Très touché de cette protestation affectueuse, Valentin avait senti ses yeux se mouiller d’attendrissement, et il avait serré dans ses bras le jeune loustic en le priant de lui pardonner ses injustes soupçons. Mais il n’avait pas tardé à reconnaître qu’il avait été trop confiant et que la parole des hommes n’est pas toujours mot d’évangile ; aussi redoutait-il fort de se trouver en contact avec son tyran. S’il se fût plaint à son maître, nul doute que les plaisanteries dont il faisait tous les frais n’eussent pris fin ; mais il était trop loyal pour recourir à de semblables procédés. Il se disait que le temps changerait les idées de ses persécuteurs et que l’on finirait pas le laisser en repos. En attendant, il employait des ruses d’Apache pour éviter les mauvais tours du Parisien qui, de son côté, déployait toutes les ressources de son intelligence pour tendre des pièges au pauvre diable.

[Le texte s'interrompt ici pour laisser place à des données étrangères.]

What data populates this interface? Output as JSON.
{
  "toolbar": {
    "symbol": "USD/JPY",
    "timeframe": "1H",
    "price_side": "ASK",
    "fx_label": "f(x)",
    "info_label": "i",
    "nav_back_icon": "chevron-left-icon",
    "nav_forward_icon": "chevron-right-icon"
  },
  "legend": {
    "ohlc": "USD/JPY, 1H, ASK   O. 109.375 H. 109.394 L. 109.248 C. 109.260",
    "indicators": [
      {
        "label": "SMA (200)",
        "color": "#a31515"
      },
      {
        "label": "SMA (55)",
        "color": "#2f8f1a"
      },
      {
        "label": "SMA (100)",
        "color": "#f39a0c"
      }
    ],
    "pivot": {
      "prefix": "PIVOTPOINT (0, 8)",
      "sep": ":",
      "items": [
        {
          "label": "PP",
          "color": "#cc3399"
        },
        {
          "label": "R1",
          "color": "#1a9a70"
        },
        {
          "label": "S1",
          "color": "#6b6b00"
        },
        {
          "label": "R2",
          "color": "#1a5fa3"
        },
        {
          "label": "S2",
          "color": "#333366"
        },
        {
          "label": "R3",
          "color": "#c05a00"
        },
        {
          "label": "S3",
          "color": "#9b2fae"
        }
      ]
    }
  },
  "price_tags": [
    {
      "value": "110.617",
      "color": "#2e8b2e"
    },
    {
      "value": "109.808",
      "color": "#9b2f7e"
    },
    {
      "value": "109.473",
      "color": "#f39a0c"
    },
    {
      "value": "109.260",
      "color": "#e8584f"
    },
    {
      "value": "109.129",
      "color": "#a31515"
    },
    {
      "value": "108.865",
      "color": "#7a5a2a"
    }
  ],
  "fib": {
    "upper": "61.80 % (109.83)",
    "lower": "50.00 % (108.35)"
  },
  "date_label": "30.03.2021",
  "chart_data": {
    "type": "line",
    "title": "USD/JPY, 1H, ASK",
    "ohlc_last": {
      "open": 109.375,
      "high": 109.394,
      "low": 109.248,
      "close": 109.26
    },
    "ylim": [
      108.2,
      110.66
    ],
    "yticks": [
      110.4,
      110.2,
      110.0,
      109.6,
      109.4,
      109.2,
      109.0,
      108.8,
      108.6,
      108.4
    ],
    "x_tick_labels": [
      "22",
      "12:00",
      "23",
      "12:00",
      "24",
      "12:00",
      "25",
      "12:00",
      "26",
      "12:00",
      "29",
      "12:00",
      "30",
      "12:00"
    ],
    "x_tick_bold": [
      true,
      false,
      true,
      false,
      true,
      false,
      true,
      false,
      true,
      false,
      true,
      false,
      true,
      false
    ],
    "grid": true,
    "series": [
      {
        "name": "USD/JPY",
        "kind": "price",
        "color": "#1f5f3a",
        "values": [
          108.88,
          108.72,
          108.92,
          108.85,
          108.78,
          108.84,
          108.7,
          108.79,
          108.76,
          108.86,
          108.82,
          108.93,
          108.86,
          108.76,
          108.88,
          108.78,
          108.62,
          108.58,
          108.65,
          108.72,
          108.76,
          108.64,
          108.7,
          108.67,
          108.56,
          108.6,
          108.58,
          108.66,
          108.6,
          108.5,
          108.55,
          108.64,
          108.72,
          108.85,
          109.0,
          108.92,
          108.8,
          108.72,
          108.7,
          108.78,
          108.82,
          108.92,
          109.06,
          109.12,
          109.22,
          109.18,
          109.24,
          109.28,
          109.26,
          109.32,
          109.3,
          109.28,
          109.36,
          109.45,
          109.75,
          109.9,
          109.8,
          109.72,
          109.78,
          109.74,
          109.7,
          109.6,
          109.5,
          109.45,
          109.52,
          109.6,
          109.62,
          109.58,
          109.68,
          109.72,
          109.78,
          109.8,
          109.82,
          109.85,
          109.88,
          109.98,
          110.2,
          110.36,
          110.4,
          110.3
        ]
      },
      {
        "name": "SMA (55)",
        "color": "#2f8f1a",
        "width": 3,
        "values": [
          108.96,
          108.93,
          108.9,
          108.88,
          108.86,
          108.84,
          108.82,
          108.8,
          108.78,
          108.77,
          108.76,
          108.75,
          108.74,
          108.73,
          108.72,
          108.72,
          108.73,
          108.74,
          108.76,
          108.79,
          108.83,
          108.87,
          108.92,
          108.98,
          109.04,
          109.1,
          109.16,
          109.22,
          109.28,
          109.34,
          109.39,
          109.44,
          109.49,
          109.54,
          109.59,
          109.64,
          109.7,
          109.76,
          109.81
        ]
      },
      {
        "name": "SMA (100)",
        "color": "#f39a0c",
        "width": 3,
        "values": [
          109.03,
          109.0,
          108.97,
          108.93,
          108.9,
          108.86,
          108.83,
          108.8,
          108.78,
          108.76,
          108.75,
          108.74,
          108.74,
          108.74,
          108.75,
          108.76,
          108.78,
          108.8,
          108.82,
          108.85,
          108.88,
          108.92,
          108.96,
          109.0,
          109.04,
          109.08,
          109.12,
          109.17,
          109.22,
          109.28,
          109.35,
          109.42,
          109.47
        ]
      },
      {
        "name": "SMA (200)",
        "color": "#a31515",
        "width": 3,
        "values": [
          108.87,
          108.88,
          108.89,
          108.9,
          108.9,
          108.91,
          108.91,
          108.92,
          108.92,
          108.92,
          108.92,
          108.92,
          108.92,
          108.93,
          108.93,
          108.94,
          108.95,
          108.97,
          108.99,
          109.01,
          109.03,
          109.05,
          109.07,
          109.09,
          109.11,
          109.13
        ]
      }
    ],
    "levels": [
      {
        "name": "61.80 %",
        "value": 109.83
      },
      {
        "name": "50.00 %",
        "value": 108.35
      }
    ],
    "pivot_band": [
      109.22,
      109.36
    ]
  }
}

Cinq jours s’étaient écoulés depuis la tempête, quand, un soir, Valentin s’approcha du gaillard d’arrière, où une dizaine de matelots, assis en rond, écoutaient une histoire que leur racontait un timonier.

À sa grande surprise, au lieu de l’accueillir par des lazzis, selon leur coutume, deux marins, sur un signe du Parisien, s’écartèrent silencieusement afin de lui permettre de prendre place dans le cercle. Il s’assit donc, heureux de la gracieuseté des matelots, et écouta gravement le récit du conteur.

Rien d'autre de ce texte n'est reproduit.